Topic: [isabelle] 16‑inch MacBook Pro


view this post on Zulip Email Gateway (Aug 23 2020 at 11:00):

From: Lawrence Paulson <lp15@cam.ac.uk>
Having lost the use of the workstation in my office, I’m wondering about getting a really powerful laptop for working at home. Does anybody have experience with the 16‑inch MacBook Pro? Any advice on the choice between i7 (6 core) and i9 (8 core) processors? The latter cost more but the single-core processor speed is actually less.

Larry

view this post on Zulip Email Gateway (Aug 23 2020 at 19:32):

From: Alessandro Coglio <coglio@kestrel.edu>
[Sharing this with the mailing list, as suggested by Larry, and with some added text about RAM.]

I’ve had that laptop since December and I’m happy with it. The current model may be even slightly better than that first model.

I got the maximum configuration, which was expensive, but worth it in my opinion. (However, if you don’t need 8 TB of disk but can do with 4 TB, you can save quite a bit).

I don’t have figures to compare 6-core vs. 8-core, but I went for the 8-core because higher parallelism seems generally more useful than higher single-core speed, particularly for Isabelle’s parallel processing in the IDE (which may be a major use case of yours).

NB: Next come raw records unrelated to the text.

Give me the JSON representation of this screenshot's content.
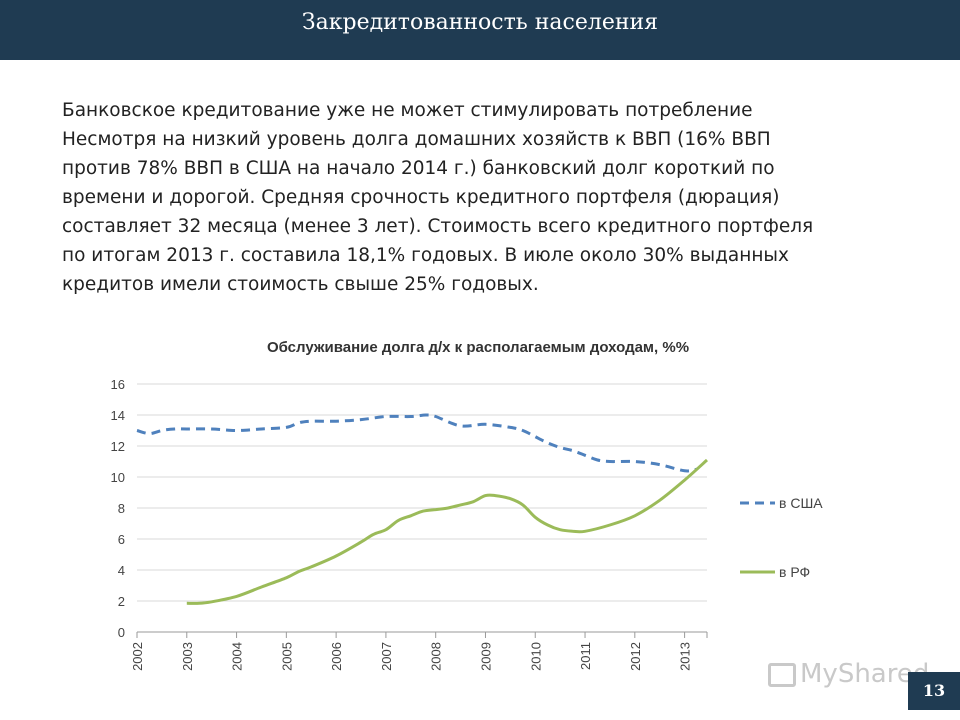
{
  "header": {
    "title": "Закредитованность населения"
  },
  "body": {
    "lines": [
      "Банковское кредитование уже не может стимулировать потребление",
      "Несмотря на низкий уровень долга домашних хозяйств к ВВП (16% ВВП",
      "против 78% ВВП в США на начало 2014 г.) банковский долг короткий по",
      "времени и дорогой. Средняя срочность кредитного портфеля (дюрация)",
      "составляет 32 месяца (менее 3 лет). Стоимость всего кредитного портфеля",
      "по итогам 2013 г. составила 18,1% годовых. В июле около 30% выданных",
      "кредитов имели стоимость свыше 25% годовых."
    ]
  },
  "chart_data": {
    "type": "line",
    "title": "Обслуживание долга д/х к располагаемым доходам, %%",
    "xlabel": "",
    "ylabel": "",
    "ylim": [
      0,
      16
    ],
    "yticks": [
      0,
      2,
      4,
      6,
      8,
      10,
      12,
      14,
      16
    ],
    "xlim": [
      2002,
      2013.45
    ],
    "xticks": [
      "2002",
      "2003",
      "2004",
      "2005",
      "2006",
      "2007",
      "2008",
      "2009",
      "2010",
      "2011",
      "2012",
      "2013"
    ],
    "grid": true,
    "legend": "right",
    "series": [
      {
        "name": "в США",
        "color": "#4f81bd",
        "style": "dashed",
        "x": [
          2002.0,
          2002.25,
          2002.5,
          2002.75,
          2003.0,
          2003.5,
          2004.0,
          2004.5,
          2005.0,
          2005.25,
          2005.5,
          2006.0,
          2006.5,
          2007.0,
          2007.5,
          2007.8,
          2008.0,
          2008.5,
          2009.0,
          2009.5,
          2009.75,
          2010.0,
          2010.25,
          2010.5,
          2010.75,
          2011.0,
          2011.25,
          2011.5,
          2012.0,
          2012.5,
          2013.0,
          2013.25
        ],
        "y": [
          13.0,
          12.8,
          13.0,
          13.1,
          13.1,
          13.1,
          13.0,
          13.1,
          13.2,
          13.5,
          13.6,
          13.6,
          13.7,
          13.9,
          13.9,
          14.0,
          13.9,
          13.3,
          13.4,
          13.2,
          13.0,
          12.6,
          12.2,
          11.9,
          11.7,
          11.4,
          11.1,
          11.0,
          11.0,
          10.8,
          10.4,
          10.5
        ]
      },
      {
        "name": "в РФ",
        "color": "#9bbb59",
        "style": "solid",
        "x": [
          2003.0,
          2003.25,
          2003.5,
          2004.0,
          2004.5,
          2005.0,
          2005.25,
          2005.5,
          2006.0,
          2006.5,
          2006.75,
          2007.0,
          2007.25,
          2007.5,
          2007.75,
          2008.0,
          2008.25,
          2008.5,
          2008.75,
          2009.0,
          2009.2,
          2009.5,
          2009.75,
          2010.0,
          2010.25,
          2010.5,
          2010.75,
          2011.0,
          2011.5,
          2012.0,
          2012.5,
          2013.0,
          2013.45
        ],
        "y": [
          1.85,
          1.85,
          1.95,
          2.3,
          2.9,
          3.5,
          3.9,
          4.2,
          4.9,
          5.8,
          6.3,
          6.6,
          7.2,
          7.5,
          7.8,
          7.9,
          8.0,
          8.2,
          8.4,
          8.8,
          8.8,
          8.6,
          8.2,
          7.4,
          6.9,
          6.6,
          6.5,
          6.5,
          6.9,
          7.5,
          8.5,
          9.8,
          11.1
        ]
      }
    ]
  },
  "page_number": "13",
  "watermark": {
    "text": "MyShared"
  }
}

I definitely recommend the max 64 GiB memory. I tend to keep a lot of apps open, including IDEs, and memory fills up quickly for me. Unfortunately I haven’t had a chance to use Isabelle much lately, but perhaps others on this mailing list have figures about the memory used by large Isabelle projects — macOS’s Activity Monitor shows that (as everybody probably already knows).

Graphics is good too. At the desk, I use both the laptop screen at its full resolution (aside: you need an app to use full resolution, if you want to pack a lot of information on the screen and can see well the small font/features) and a 4k monitor. The laptop can drive even more than that (the tech specs should specify that). I use macOS virtual desktops a lot, and the swiping/switching is quick and responsive; it gets perhaps just slightly slower when I start having 20 or more such virtual desktops, but still very usable.

The keyboard is a lot better than the previous kind. I had to change two MacBooks in the past few years due to malfunctioning keys.

This may or may not be of interest, but the built-in speakers sound quite good for their size, even better than the predecessors.

And the device is remarkably thin and portable, especially considering its capabilities.